Europa duerme, solo preocupada porque no falte una mano que meza su cuna. Mientras, la democracia ha dejado de ser un contenido para convertirse en unas formas de decidir la política, cualquier política. Todo es negociable entre oligarquías, incluso el fin de la libertad en una región como Cataluña. Por eso han conseguido que mucha gente defienda que votar es la esencia de la democracia, cuando en realidad es la manifestación popular periódica y reglada sobre el ejercicio pasado del poder y los deseos de conservación o cambio. En Venezuela se ha votado, por ejemplo, pero no existe democracia; es más, Hitler convocó cuatro referéndums y Franco dos, y eso no les convirtió en demócratas.

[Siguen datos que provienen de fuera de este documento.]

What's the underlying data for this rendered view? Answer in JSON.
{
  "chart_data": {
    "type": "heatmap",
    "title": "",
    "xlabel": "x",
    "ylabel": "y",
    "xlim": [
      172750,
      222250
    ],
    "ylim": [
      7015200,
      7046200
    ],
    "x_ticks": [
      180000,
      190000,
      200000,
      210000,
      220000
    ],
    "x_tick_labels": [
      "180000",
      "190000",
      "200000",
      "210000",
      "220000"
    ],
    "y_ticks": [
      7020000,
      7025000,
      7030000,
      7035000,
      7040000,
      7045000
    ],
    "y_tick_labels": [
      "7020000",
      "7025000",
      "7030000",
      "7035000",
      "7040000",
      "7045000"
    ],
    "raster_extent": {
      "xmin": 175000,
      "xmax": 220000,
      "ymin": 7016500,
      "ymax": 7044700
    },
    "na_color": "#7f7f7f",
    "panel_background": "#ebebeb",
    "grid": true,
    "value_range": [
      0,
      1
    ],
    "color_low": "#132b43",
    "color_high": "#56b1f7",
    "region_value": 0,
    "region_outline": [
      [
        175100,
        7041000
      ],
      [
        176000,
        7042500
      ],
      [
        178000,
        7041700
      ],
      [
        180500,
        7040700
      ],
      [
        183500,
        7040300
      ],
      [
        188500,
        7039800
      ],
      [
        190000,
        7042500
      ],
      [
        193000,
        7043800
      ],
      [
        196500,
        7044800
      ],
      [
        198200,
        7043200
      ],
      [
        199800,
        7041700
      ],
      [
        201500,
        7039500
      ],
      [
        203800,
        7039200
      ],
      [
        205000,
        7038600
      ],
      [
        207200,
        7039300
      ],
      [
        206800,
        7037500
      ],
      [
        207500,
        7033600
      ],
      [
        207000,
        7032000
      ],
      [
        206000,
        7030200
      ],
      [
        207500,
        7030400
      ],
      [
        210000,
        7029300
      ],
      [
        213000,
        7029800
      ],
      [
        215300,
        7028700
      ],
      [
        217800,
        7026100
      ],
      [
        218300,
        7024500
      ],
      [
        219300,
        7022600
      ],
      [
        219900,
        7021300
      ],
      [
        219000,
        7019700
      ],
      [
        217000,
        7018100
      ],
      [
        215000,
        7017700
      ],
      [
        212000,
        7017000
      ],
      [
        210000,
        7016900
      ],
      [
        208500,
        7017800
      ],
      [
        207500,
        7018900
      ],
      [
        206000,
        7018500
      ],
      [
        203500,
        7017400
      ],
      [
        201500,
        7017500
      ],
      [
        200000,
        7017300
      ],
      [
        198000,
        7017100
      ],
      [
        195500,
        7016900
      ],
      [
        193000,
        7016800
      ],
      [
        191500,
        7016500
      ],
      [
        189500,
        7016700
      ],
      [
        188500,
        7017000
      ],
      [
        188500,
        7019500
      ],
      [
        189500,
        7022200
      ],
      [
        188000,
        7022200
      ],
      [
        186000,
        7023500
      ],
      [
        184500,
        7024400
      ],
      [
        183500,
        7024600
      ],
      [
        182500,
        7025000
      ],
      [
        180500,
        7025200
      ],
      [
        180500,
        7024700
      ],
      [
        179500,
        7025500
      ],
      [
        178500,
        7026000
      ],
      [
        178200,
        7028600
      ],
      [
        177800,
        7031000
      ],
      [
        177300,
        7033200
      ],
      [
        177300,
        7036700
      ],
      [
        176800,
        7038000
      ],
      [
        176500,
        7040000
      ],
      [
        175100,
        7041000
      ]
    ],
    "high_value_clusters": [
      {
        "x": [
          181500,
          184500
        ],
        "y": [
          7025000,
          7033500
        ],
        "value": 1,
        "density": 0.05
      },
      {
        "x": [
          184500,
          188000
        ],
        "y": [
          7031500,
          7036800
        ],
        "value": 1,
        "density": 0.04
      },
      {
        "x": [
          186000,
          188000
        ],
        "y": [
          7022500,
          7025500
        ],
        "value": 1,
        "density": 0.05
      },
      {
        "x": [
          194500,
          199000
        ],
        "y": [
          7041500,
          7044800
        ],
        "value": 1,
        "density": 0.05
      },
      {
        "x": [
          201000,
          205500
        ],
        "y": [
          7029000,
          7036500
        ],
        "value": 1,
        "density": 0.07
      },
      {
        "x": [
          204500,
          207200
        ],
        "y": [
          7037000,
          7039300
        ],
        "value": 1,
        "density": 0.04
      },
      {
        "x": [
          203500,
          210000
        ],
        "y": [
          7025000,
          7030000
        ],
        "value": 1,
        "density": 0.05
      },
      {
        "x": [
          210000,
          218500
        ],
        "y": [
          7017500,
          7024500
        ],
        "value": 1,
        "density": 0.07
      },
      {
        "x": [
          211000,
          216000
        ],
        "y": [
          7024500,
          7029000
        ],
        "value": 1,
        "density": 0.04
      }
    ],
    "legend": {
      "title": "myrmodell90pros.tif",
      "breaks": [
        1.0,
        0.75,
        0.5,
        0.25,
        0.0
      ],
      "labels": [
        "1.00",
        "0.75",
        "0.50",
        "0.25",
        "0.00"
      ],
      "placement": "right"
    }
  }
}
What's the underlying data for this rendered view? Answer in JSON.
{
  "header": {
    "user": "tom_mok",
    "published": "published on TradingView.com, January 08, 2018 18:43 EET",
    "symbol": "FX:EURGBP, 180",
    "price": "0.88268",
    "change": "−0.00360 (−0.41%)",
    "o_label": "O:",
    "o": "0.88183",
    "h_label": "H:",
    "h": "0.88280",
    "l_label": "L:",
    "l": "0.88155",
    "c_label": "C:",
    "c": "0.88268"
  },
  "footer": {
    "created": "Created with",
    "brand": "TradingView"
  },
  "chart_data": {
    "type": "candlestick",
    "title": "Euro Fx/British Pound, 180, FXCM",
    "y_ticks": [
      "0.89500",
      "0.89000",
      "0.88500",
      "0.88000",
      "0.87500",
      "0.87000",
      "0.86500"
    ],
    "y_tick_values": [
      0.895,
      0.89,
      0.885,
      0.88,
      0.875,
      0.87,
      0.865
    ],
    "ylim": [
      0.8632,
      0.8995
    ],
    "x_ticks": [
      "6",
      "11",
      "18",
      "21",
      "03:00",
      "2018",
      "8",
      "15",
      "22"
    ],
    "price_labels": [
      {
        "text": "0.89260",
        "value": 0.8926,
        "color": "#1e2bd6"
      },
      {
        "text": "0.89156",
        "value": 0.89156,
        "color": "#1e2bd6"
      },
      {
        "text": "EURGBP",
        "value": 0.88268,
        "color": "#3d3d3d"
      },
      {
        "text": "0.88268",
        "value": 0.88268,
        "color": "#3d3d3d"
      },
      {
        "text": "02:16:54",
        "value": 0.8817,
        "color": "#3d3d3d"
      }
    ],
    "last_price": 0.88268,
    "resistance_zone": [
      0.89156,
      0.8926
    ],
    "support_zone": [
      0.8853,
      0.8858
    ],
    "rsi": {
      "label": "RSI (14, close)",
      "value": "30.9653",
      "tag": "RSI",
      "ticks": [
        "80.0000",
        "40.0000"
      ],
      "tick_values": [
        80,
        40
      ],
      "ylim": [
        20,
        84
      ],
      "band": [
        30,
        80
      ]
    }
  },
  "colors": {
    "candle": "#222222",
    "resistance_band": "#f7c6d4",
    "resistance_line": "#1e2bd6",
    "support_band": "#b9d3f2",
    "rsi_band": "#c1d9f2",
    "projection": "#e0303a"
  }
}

Es más democrático, por legal, aplicar el artículo 155 de la Constitución de 1978 que sentarse a dialogar con los golpistas
El culto a las formas de la política está destruyendo lo político. Es más democrático, por legal, aplicar el artículo 155 de la Constitución de 1978 que sentarse a dialogar con los golpistas. Pero parece no importar, insisto. Los políticos del gobierno amagaran con frases alambicadas, y esperarán a que los independentistas se consuman en luchas internas y en su propio ridículo. Los políticos de la oposición dirán, como ya hacen, que la culpa del “procés” la tiene el Gobierno, y que hay que encontrar fórmulas políticas. Es sintomático que hayan sido Felipe González y José María Aznar, ambos repudiados en partidos que se lo deben todo, los que han hablado de aplicar dicho artículo.
Este vacío argumental es un calmante para la mayoría de la gente, y eso lo sabe Pedro Sánchez. ¿Para qué va a concretar en qué consiste su fórmula federal, o quién se sentaría a negociar, con qué legitimidad, o apoyándose en qué ley? Es más sencillo y rentable aludir a mesas de diálogo, a mágicas negociaciones, y predicar pomposamente una Narnia catalana.
Esa sublimación de las formas no es exclusiva del PSOE de Sánchez; también de Ciudadanos. ¿En qué quedó su bandera de la urgente regeneración? En reproches al PP. Por lo demás, ahí están, ufanos de su frustrada proposición de gestación subrogada –los vientres de alquiler, vamos-, que no respondía a ninguna demanda social general, ni a movimientos sociales mayoritarios, ni luchas históricas, ni manifestaciones callejeras, ni acampadas eternas, y de la que se felicitan muchas clínicas y los gurús del transhumanismo. Pero Ciudadanos sabía que la proposición no iba a salir adelante por la oposición de todos los grupos. ¿Qué sacaban entonces? Fácil: la imagen de modernos.
Esta primacía de las formas y de la imagen está en consonancia con la crisis de la clase política. Tras 40 años de democracia, los partidos se han convertido en empresas de formación profesional y colocación, lugares donde hacer carrera siempre que se guarde el culto al líder y las normas del patriotismo corporativo. En ese mundo burocratizado y estático, hoy, la mejor forma de sobrevivir, en una sociedad que duerme, es prometer lenta y solemnemente el sol y la primavera de Narnia.